Kenya Power Acting Managing Director Rosemary Oduor addressing the media during a briefing of the KPLC audited financial result for the half-year period ended December 31, 2021 at Sarova Stanley Hotel in Nairobi on March 2, 2022. [Boniface Okendo, Standard]

Kenya Power workers are facing increased pressure as its management institutes reforms to pull the firm from the brink.

The company’s Managing Director Rosemary Oduor acknowledged the toll on workers even as the firm bounced back with a net profit of Sh3.82 billion for the six months to December 2021.

“The drive has pressure on the employees; they have to keep being encouraged to keep going strong,” she said yesterday after the firm’s half-year investor briefing.

“From an employee, individual expectation is that the profit improves today then their remuneration must also improve…so we must manage that expectation.”

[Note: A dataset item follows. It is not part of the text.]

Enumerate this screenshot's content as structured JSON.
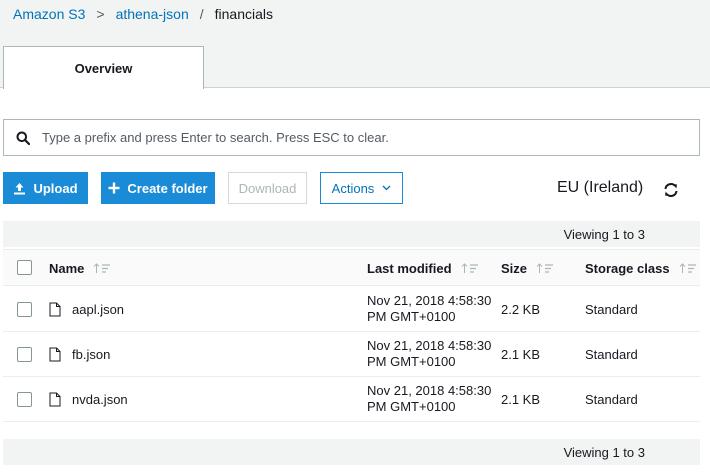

The firm’s headcount now stands at about 9,800, with 500 jobs having being shed within a year. The attrition led to a drop in staff costs by 8.6 per cent to Sh8.2 billion in December 2021 from Sh9 billion the previous year.

Managing costs is among Kenya Power’s core restructuring areas with others being growing sales, increasing revenue collection, enhancing system efficiency and improving customer experience.

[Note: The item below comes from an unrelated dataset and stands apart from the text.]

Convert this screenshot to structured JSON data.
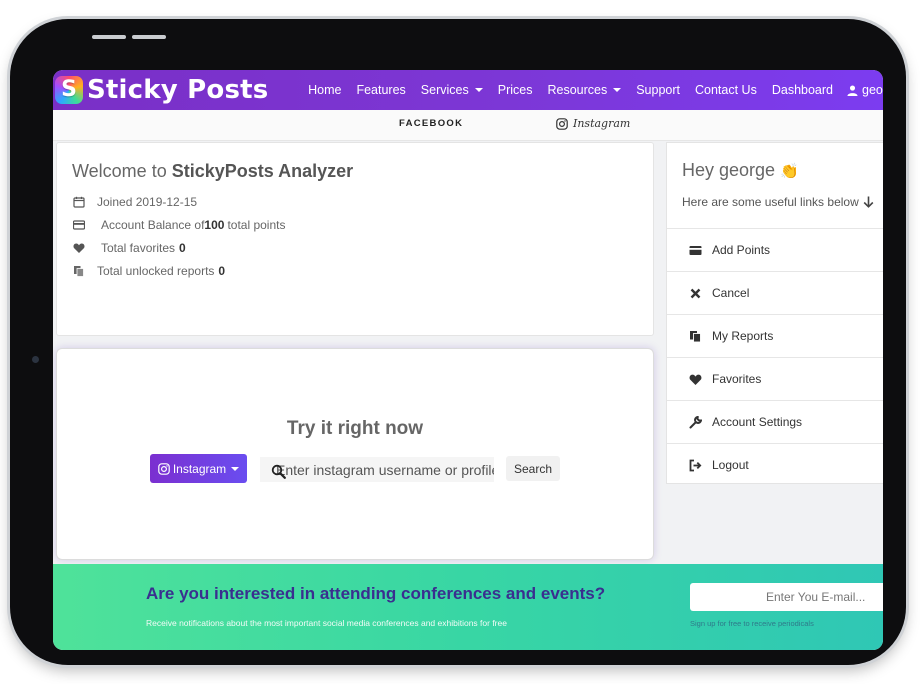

This is ahead of a proposed voluntary early retirement (VER) exercise that could send home up to 2,000 workers.

Ms Oduor declined to disclose the progress of the exercise, terming it “prematurely leaked.”

“That plan unfortunately leaked out prematurely…at this point we can’t divulge the finer details. It hasn’t even been considered into conclusion,” she told reporters.

The Sh3.8 billion profit, a huge improvement from Sh138.36 million it made over a similar half in 2020, was attributed to increase in sales, enhanced system efficiency, lower operating costs and collections from big customers.

On the lowering of power prices, Kenya Power Chairperson Vivienne Yeda said the high charges were due to high energy costs at the contracting stage, fuel and foreign exchange adjustment, pass-through charges and government taxes.

“It should also be noted that KPLC has not increased its tariffs since November 2018 and has instead reduced it by 15 per cent,” she said.

“The cost structure within the sector is lop-sided with the suppliers and IPPs (independent power producers) consistently reaping windfall profits with high returns on equity while KPLC and its consumers underwrite all the risks, expenses and losses.”

Oduor said in-depth renegotiation on power purchase agreements were soon taking off as part of the reforms.

The Kenya Power turnaround was initially aimed at helping it get out of losses but has since last year become part of sector-wide reforms, which were largely informed by findings and recommendations of the Presidential Taskforce on the Review of Power Purchase Agreements (PPAs).

The taskforce recommended a 30 per cent cut in cost of power that is being implemented in two tranches, the first already in effect and second one expected this month. 

It also recommended the review of PPAs that Kenya Power has with power producers, which are seen as among the ways to reduced cost of power, which the MD said were ongoing.